The show was set up when Activities Commission Arts and Exhibits Coordinator sophomore Chelsea Butkowski saw some of Paulsen’s work while he was tabling at the Echo Art Fair in Buffalo.

The paintings Paulsen brings with him come from two separate series, “Grand Consumption” and “The Other One Makes It True.” Each is composed first of a sketch, bringing the two ideas together and attempting to find a unique way to display them.

That he often works in popular images, particularly from advertising, is deliberate.

“Since [Andy] Warhol, no artist should be too concerned with appropriating images.Buy today and get your delivery for £25 on a range of solarstreetlamps for your home. It’s all out there for you to mix together,” Paulsen said. By connecting the ideas, he said he’s “trying to complete the idea, [and] give a fuller picture.”

The results can be striking, but also fun, and are often meant to be funny.
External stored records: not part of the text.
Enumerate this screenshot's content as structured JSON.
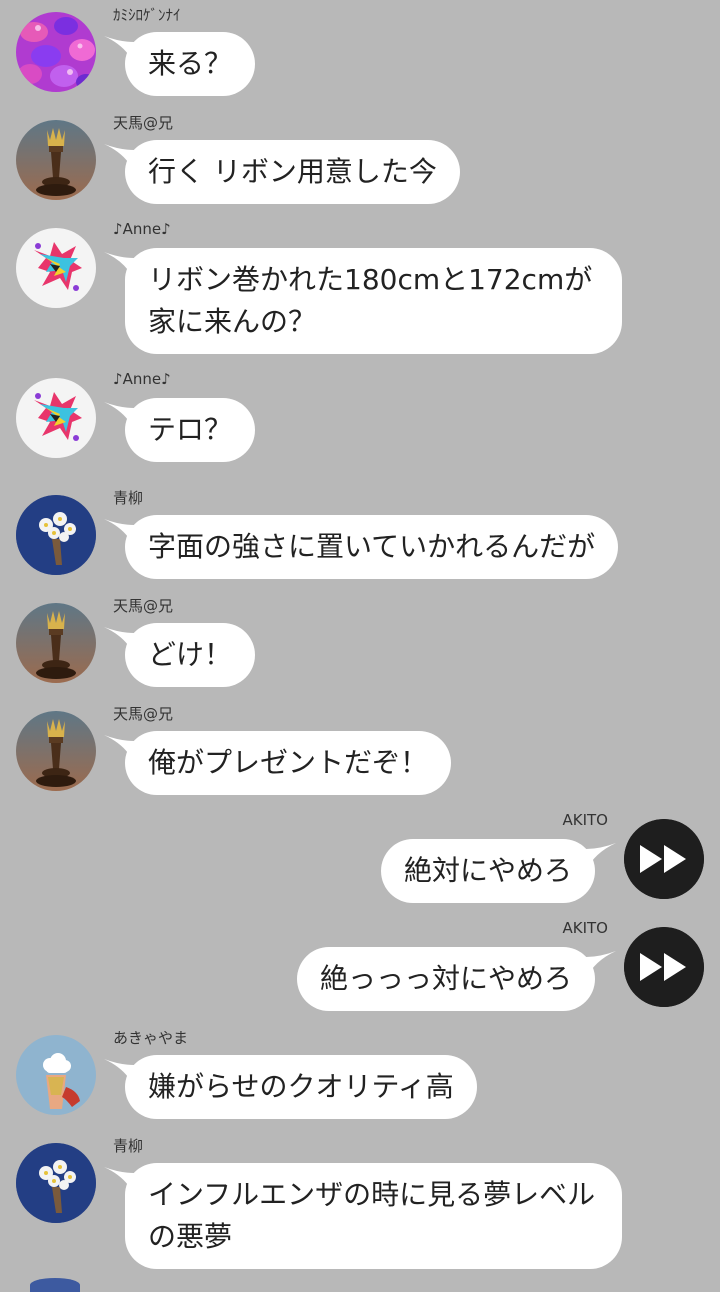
{
  "colors": {
    "background": "#b8b8b8",
    "bubble": "#ffffff",
    "text": "#222222",
    "akito_avatar": "#1e1e1e"
  },
  "messages": [
    {
      "side": "in",
      "sender": "ｶﾐｼﾛｹﾞﾝﾅｲ",
      "avatar": "gummy-bears-avatar",
      "text": "来る？"
    },
    {
      "side": "in",
      "sender": "天馬@兄",
      "avatar": "crown-chess-piece-avatar",
      "text": "行く リボン用意した今"
    },
    {
      "side": "in",
      "sender": "♪Anne♪",
      "avatar": "colorful-art-avatar",
      "text": "リボン巻かれた180cmと172cmが\n家に来んの？"
    },
    {
      "side": "in",
      "sender": "♪Anne♪",
      "avatar": "colorful-art-avatar",
      "text": "テロ？"
    },
    {
      "side": "in",
      "sender": "青柳",
      "avatar": "white-flowers-avatar",
      "text": "字面の強さに置いていかれるんだが"
    },
    {
      "side": "in",
      "sender": "天馬@兄",
      "avatar": "crown-chess-piece-avatar",
      "text": "どけ！"
    },
    {
      "side": "in",
      "sender": "天馬@兄",
      "avatar": "crown-chess-piece-avatar",
      "text": "俺がプレゼントだぞ！"
    },
    {
      "side": "out",
      "sender": "AKITO",
      "avatar": "fast-forward-avatar",
      "text": "絶対にやめろ"
    },
    {
      "side": "out",
      "sender": "AKITO",
      "avatar": "fast-forward-avatar",
      "text": "絶っっっ対にやめろ"
    },
    {
      "side": "in",
      "sender": "あきゃやま",
      "avatar": "hand-cloud-avatar",
      "text": "嫌がらせのクオリティ高"
    },
    {
      "side": "in",
      "sender": "青柳",
      "avatar": "white-flowers-avatar",
      "text": "インフルエンザの時に見る夢レベル\nの悪夢"
    }
  ]
}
Depending on the painting, Paulsen can strive for absurdity, commentary or both.

Affable in person, the paintings often seem to fit along with his mannerisms, not shoving an impression down a person’s throat, but leading them to a number of conclusions.

While juxtapositions and appropriation of popular imagery are nothing new, Paulsen crafts them in interesting ways, slicing each apart before figuring a better way to slot it into place.

His pieces make use of bright colors that pop out of the canvas. Paulsen said that art is meant, at least in part, to be entertainment. Putting the pieces together is part of that entertainment.